Search code examples
phpsqlsearchsearch-engine

Simple php/sql search engine

I am trying to make a simple php, sql search engine that will select everything from my database that is "LIKE" the keyword (query) and display it. However it will not work. It only displays the text "problem"(see line 32) and after hours of troubleshooting I still can not figure this out. 

<!doctype html>
<html>
<head>
<meta charset="UTF-8">
<title>Search Engine Test</title>
</head>
<body>
<script language="php">
// Create a database connection
$connection = mysql_connect("*****","*****","*****");   
if (!connection) {
    die ("Please reload page. Database connection failed: " . mysql_error());
}

// Select a databse to use
$db_select = mysql_select_db("*****",$connection);
if (!$db_select) {
    die("Please reload page. Database selection failed: " . mysql_error());
}

// Search Engine
// Only execute when button is pressed
if (isset($_POST['search'])) {
// Filter
//$keyword = trim ($keyword);
echo $keyword;
// Select statement
$search = mysql_query("SELECT * FROM tbl_name WHERE cause_name LIKE '%keyword%'");
// Display
$result = @mysql_query($search);
if (!$result){
echo "problem";
exit();
}


while($result = mysql_fetch_array( $search )) 
 { 
 echo $result['cause_name']; 
 echo " ";
 echo "<br>"; 
 echo "<br>"; 
 }
 $anymatches=mysql_num_rows($search); 
 if ($anymatches == 0) 
 { 
 echo "Nothing was found that matched your query.<br><br>"; 
 }
}
</script>
<form action="<?php echo $_SERVER['PHP_SELF']?>" method="post">
<input type="text" name="keyword">
<input type="submit" name="search" value="Search">

</body>
</html>
Solution

  • Try and change:

    if (isset($_POST['search'])) { //$_POST['search'] just tells that there are a submit-button when submitting (and the name of it)
// Filter
//$keyword = trim ($keyword);
echo $keyword; //You're echoing out value of $keyword which hasn't been set/assigned
// Select statement

//You're always searching for the word keyword with leading and/or trailing characters
//You're not searching for a dynamically assigned value which I think is what you want
$search = mysql_query("SELECT * FROM tbl_name WHERE cause_name LIKE '%keyword%'");

//You're executing an already defined query (assigned in $search)
$result = @mysql_query($search); //You're suppressing errors, it's bad practice.
if (!$result){
echo "problem";
exit();
}

    to:

    if (isset($_POST['keyword'])) {
// Filter
$keyword = trim ($_POST['keyword']);

// Select statement
$search = "SELECT * FROM tbl_name WHERE cause_name LIKE '%$keyword%'";
// Display
$result = mysql_query($search) or die('query did not work');

    IMPORTANT! <script language="php"> isn't valid. You should type <?php at the beginning of php-code and ?> to end php-code.

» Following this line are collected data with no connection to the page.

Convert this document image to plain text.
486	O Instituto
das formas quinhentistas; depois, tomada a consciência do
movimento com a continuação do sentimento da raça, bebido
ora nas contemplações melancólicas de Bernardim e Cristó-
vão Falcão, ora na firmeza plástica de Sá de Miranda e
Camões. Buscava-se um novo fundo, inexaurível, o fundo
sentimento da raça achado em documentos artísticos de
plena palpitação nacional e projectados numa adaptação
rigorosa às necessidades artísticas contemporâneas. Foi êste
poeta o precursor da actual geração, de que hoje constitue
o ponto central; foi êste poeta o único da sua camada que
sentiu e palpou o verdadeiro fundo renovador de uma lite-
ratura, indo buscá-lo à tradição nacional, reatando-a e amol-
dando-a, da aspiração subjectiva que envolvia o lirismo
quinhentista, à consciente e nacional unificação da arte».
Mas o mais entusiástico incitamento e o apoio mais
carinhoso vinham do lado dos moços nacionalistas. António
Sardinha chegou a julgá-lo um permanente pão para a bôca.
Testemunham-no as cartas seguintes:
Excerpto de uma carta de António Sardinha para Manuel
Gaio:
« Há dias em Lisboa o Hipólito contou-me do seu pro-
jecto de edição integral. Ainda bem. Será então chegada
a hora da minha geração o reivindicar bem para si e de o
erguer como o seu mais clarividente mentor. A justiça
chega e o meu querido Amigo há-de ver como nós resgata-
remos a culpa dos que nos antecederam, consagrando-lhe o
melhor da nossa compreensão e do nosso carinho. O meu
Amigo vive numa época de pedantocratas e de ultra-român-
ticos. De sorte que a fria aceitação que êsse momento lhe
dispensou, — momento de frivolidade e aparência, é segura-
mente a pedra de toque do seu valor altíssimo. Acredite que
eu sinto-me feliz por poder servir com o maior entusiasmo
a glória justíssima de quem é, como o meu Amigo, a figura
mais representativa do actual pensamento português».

    UPDATE: You will also have to change this code:

    while($result = mysql_fetch_array( $search )) 
    { 
    echo $result['cause_name']; 
    echo " ";
    echo "<br>"; 
    echo "<br>"; 
 }
 $anymatches=mysql_num_rows($search); 
 if ($anymatches == 0) 
 { 
     echo "Nothing was found that matched your query.<br><br>"; 
 }
}

    TO:

    while($result_arr = mysql_fetch_array( $result )) 
{ 
echo $result_arr['cause_name']; 
echo " ";
echo "<br>"; 
echo "<br>"; 
}
$anymatches=mysql_num_rows($result); 
if ($anymatches == 0) 
{ 
   echo "Nothing was found that matched your query.<br><br>"; 
}
}

    When making new code, you really should NOT use mysql_ functions*, because they're deprecated. Look into PDO or mysqli instead.